Just yesterday I had to attend internal "office hours" of an expert team to get a question answered - I had done extensive research of my own, both manual and using AI leveraging internal resources. What did the "expert" do when they couldn't answer my question right away? They said "let me ask {insert AI tool}". I cut them off stating that this is an insult to my intelligence. I am in the office hours for expert advice not someone else performing the same AI prompts that I already performed.

Wait, you're upset because they used AI to answer a question they weren't expecting, and couldn't answer? Yet, you used AI as part of your upfront research?

What would you have preferred? They could have just said, "I'm sorry, I don't know the answer to that, please let me get back to you" but instead they tried to get an answer for you.

I'm not sure what the problem is?

I think it's perfectly fine for the author to use AI in their research process, and it sounds like they weren't relying on it exclusively.

So they've already asked AI its opinion on the topic. They're explicitly reaching out to an expert because they've exhausted their ability to move forward on their own (even with AI).

If the expert just asking the same question to the AI and returning the answer directly - that's what OP has just done, and it actually is a waste of time. They're looking for insight, not just another quick response from an LLM.

I would imagine that letting the expert know ahead of time so they can research an answer (perhaps with the assistance of AI) would be a good pattern. But it has to be guided by the expert's knowledge - that's the whole point. Using AI is fine, and probably even good if it's being guided by a wise hand, but it isn't sufficient on its own, and bouncing answers directly back from an AI with no refinement is not useful, and dare I say it is somewhat insulting.

These were expert office hours for API modeling. The company has certain requirements and standards - this team is supposed to live and breathe them. The question wasn't that advanced. Performing a basic AI prompt in the authoritative expert office hours is not the answer.

The right approach would be to say: I do not know. Let me discuss / research with my colleagues and get back to you.

And to be clear: I manually read and studied the official guiding documents without AI. Then I used a separate AI setup to more effectively research a larger array of additional internal sources, wikis, etc. I also reviewed the code from other teams / projects to infer any patterns that could apply to my project, so I came prepared with examples for discussion.
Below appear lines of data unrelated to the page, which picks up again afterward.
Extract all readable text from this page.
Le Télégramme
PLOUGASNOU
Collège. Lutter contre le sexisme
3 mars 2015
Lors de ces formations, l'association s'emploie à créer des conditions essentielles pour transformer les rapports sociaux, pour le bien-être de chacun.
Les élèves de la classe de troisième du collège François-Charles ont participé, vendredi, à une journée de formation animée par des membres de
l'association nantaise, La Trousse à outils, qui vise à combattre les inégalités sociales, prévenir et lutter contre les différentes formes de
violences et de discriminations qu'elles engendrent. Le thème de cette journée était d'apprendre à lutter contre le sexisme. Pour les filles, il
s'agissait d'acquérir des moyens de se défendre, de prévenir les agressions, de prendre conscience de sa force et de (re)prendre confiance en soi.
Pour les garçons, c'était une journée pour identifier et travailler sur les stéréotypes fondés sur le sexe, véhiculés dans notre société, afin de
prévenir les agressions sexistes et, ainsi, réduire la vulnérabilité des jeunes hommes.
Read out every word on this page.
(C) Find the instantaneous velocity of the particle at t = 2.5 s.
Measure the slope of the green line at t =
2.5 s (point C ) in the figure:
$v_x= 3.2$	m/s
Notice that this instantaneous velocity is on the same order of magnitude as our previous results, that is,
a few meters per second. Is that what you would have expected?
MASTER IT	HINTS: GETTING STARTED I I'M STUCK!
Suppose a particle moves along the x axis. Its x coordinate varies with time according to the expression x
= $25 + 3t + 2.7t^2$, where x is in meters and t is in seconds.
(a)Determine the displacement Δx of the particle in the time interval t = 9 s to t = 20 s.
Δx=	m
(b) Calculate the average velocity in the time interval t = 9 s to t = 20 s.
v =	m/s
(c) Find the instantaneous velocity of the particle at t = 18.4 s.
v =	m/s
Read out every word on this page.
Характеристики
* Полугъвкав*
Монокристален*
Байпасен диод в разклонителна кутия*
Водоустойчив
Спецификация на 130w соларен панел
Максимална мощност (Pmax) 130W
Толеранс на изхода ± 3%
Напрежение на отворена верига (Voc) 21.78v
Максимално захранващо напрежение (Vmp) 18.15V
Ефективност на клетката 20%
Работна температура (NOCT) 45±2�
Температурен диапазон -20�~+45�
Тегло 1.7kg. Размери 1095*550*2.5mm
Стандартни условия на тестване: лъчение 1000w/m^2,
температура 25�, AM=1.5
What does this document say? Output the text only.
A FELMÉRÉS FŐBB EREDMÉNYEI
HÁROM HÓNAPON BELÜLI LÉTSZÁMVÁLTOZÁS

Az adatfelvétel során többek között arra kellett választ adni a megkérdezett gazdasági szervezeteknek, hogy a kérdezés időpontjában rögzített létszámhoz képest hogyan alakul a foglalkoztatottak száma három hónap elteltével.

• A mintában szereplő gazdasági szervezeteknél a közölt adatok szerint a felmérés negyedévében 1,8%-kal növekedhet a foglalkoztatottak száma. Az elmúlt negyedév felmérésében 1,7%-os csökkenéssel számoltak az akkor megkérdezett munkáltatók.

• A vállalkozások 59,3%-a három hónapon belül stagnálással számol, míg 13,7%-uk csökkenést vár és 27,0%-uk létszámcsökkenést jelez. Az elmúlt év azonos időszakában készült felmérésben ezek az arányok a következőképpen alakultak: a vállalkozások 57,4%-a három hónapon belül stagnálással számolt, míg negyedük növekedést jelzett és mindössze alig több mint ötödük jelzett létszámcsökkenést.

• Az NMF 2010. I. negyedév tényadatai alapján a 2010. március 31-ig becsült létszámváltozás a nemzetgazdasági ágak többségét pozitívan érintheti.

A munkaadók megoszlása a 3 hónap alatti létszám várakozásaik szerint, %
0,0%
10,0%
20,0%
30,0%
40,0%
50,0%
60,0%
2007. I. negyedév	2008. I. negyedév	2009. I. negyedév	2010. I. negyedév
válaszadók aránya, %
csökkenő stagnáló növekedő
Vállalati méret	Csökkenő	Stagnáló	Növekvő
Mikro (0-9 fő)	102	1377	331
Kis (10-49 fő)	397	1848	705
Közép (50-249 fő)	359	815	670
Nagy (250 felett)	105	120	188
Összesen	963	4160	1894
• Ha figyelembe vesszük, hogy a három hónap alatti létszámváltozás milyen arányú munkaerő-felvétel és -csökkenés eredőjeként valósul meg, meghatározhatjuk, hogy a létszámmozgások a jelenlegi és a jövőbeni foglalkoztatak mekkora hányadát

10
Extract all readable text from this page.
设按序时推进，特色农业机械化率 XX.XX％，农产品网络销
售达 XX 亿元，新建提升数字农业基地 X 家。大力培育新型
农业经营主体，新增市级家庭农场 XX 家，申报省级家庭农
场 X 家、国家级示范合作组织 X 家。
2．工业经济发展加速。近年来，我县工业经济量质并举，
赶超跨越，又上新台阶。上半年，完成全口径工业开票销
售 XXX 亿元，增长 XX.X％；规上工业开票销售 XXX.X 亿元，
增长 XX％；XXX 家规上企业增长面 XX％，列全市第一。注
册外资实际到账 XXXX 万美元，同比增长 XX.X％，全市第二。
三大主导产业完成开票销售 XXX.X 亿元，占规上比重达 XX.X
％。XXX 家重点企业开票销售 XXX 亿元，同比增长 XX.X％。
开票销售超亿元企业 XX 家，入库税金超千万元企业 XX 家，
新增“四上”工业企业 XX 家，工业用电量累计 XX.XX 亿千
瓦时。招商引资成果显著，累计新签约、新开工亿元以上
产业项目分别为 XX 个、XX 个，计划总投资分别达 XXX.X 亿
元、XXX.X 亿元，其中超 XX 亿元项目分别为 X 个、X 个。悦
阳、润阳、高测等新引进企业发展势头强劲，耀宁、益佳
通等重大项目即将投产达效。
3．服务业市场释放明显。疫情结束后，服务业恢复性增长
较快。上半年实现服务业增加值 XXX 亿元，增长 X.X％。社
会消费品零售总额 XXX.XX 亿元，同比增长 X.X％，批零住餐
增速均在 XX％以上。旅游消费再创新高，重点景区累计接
> The right approach would be to say: I do not know. Let me discuss / research with my colleagues and get back to you.

I suppose that would be very close to "you've come to the experts for advice and I probably shouldn't be here because I'm not one of them", which nobody wants to admit.

For many, an honest look at themselves would end with "I don't contribute anything". They have the opposite of impostor syndrome - they don't belong, but they feel like they should, and AI helps them pretend.

Exactly! If you're an owner (ie: expert, you teach other people how to do your stuff) you should be making decisions and taking responsibility, given existing context. I'm happy using LLM to confirm my reasoning or research, but it's still me doing the coding, or architecting or anything, not LLM, and if something goes bad I cannot say "LLM told me to do it". If people are blindly doing what their tools tell them to do, that's the problem there.

Edit: in this instance if I were the expert I'd respond from my expertise. Using LLM is fine to explain whys/research per what you say, but ultimately I'm the educator here

I’m curious, what was their reaction? :)

They were speechless. Kind of shocked. It was hilarious. They then agreed to reach out to some colleagues / other teams to research and find the answer. After 20 min they followed up with an acceptable answer.